Jacob Fenton
Usufruct
September 28 - October 26, 2024
3201 La Cienega Ave, Los Angeles, CA 90034

Carlye Packer is pleased to present Usufruct, the first major solo exhibition of Los Angeles-based painter Jacob Fenton. The exhibition opens Saturday, September 28th, 6-9PM and will be on view through October 26th, at 3201 La Cienega Ave, Los Angeles, CA 90034.

In Usufruct, Fenton explores memory and the constructed self within the accelerating age of instantaneous media. He intentionally sources images with a deep hold on the Western imagination, detaching them from their original context to critique post-truth reality, fractured identity, and the rise of hyper-individuality—particularly among those raised in the internet age. Through a technique that blurs atmospheric and figural elements nearly beyond recognition, Fenton provides viewers with minimal reference to place, period, or time.

The paintings in Usufruct initially appear to span diverse visual registers, rooted in their original photographic sources. Works like the painting of the Sonderkommando resistance photographs retain the raw, unfiltered composition characteristic of historical documents bearing witness to atrocity.
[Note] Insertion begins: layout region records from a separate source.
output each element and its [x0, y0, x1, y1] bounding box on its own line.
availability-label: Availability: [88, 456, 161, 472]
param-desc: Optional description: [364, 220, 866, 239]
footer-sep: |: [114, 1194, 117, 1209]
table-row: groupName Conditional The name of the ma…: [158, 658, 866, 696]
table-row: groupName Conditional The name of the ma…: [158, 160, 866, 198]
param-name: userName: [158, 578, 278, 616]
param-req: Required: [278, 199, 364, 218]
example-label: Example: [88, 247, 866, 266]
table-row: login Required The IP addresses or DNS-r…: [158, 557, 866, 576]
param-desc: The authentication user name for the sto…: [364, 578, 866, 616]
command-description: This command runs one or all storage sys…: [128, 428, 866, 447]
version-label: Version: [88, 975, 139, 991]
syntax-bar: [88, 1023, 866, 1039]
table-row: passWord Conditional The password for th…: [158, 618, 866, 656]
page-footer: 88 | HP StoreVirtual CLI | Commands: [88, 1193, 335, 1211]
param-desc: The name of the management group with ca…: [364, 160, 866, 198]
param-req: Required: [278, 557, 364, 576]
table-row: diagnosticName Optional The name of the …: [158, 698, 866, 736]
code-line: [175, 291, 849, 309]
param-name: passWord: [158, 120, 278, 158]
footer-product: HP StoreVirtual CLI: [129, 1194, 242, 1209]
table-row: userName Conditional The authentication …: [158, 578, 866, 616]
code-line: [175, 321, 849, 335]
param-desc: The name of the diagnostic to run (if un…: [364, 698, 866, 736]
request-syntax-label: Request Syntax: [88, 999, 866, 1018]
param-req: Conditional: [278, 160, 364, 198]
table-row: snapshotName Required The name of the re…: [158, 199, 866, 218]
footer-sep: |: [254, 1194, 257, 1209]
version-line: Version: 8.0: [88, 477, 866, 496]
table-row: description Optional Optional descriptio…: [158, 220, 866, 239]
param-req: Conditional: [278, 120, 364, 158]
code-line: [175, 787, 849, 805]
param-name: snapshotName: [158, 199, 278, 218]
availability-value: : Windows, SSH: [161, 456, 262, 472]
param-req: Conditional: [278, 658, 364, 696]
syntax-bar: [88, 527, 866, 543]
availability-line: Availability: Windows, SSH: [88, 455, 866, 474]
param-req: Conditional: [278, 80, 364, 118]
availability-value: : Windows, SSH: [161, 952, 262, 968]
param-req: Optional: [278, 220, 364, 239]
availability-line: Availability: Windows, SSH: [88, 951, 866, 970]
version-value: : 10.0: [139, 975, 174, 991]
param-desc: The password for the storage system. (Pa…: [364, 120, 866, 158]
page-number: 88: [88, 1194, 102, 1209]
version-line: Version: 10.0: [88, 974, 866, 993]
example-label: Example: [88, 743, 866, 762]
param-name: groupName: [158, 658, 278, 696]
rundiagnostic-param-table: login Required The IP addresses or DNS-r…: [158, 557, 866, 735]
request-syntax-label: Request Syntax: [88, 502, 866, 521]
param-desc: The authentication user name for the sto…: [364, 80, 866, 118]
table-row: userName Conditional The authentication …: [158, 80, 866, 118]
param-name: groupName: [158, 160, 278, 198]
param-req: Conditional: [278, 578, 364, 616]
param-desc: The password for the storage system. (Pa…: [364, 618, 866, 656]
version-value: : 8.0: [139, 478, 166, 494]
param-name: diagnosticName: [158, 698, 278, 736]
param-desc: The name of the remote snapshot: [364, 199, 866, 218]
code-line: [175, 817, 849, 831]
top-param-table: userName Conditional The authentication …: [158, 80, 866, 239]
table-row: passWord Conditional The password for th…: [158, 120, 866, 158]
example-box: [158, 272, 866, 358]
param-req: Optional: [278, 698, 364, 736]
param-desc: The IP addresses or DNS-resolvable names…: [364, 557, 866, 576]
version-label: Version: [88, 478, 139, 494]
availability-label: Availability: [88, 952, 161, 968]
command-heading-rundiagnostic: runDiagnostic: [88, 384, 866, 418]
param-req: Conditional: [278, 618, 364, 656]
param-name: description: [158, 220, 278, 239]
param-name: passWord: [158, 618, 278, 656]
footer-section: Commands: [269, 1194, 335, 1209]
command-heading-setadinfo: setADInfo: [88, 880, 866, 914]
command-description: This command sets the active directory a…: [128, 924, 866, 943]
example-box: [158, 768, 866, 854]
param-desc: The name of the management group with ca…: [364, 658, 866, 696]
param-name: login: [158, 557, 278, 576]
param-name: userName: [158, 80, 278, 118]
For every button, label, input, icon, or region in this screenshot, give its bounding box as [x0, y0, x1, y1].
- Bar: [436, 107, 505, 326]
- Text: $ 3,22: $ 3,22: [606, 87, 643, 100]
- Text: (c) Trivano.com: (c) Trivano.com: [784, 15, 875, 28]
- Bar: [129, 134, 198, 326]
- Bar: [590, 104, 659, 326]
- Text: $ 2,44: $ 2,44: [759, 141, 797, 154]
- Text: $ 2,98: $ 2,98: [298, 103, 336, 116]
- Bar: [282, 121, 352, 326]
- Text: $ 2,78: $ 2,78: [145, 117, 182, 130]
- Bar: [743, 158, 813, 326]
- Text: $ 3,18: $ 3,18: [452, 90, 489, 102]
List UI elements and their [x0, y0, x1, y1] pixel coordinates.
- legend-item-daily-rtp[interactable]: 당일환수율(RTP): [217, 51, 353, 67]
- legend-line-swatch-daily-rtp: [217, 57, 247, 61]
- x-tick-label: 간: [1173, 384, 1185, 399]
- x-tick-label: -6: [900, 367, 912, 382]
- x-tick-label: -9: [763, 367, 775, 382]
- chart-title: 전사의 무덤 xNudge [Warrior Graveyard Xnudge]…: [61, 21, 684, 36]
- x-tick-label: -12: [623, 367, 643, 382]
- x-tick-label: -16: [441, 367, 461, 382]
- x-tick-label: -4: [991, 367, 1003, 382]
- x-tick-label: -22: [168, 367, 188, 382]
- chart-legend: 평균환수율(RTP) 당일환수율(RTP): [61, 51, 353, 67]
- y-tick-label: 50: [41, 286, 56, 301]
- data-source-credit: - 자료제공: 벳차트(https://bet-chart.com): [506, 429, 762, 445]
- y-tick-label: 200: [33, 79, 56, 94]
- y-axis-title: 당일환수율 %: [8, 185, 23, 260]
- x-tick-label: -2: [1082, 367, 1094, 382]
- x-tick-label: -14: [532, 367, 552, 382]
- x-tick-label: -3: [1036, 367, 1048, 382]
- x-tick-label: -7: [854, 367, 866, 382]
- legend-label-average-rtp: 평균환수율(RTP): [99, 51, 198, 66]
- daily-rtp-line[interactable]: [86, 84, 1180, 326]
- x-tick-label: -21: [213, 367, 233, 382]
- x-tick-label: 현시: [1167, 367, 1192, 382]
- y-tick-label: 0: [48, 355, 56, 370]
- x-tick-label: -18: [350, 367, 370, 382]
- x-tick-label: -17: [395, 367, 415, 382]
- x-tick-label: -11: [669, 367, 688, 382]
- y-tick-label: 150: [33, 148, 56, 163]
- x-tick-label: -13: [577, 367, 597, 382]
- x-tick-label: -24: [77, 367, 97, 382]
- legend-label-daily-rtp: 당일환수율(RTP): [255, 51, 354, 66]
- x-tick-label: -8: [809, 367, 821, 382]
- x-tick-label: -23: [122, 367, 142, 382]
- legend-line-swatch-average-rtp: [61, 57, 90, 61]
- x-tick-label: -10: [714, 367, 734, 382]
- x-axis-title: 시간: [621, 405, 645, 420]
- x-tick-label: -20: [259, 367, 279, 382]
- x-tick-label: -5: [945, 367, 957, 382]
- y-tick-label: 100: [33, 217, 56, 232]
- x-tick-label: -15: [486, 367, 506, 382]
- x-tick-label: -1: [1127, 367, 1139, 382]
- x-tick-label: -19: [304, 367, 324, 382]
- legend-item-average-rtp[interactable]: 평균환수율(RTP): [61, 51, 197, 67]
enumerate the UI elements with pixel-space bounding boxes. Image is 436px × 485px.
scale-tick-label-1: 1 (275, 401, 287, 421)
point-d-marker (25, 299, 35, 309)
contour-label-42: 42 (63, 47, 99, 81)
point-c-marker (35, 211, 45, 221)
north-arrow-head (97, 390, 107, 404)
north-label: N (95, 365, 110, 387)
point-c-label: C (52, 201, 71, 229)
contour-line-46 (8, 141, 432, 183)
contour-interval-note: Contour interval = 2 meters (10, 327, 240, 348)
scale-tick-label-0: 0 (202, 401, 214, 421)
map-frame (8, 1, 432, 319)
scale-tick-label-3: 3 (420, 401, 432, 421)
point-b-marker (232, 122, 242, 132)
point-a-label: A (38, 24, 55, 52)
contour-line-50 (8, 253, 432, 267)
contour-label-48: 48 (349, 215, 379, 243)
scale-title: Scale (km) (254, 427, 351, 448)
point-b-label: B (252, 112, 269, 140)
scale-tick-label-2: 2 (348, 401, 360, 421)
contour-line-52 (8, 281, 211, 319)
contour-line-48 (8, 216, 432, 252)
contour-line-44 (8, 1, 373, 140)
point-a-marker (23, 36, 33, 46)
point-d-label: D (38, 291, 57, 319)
In contrast, the painting of Groucho Marx running into a mirror from "Duck Soup" captures an unmistakably filmic quality. Similarly, the depictions of Nazi officers observing a sculpture, and the phrenological measurement of a German baby’s head in 1932, possess the essence of historical documentation. These source images, widely disseminated on social media and often seen in questionable YouTube videos, are presented side-by-side in the exhibition. They are displayed alongside Fenton’s reinterpretations of Antonin Artaud reimagined as the Joker sourced from Reddit and JFK’s autopsy from an online documentary.

The works in Usufruct emerge from topics, actions, or processes that evoke a primordial sense of thrill or awe, aiming to disarm and disrupt familiar patterns of perception. Fenton's paintings subvert common modes of seeing—whether via the iPhone, the 24-hour news cycle, or the Hollywood machine. The sensory disorientation and reconditioning present in his work invite viewers to situate these paintings within a specific historical and social context.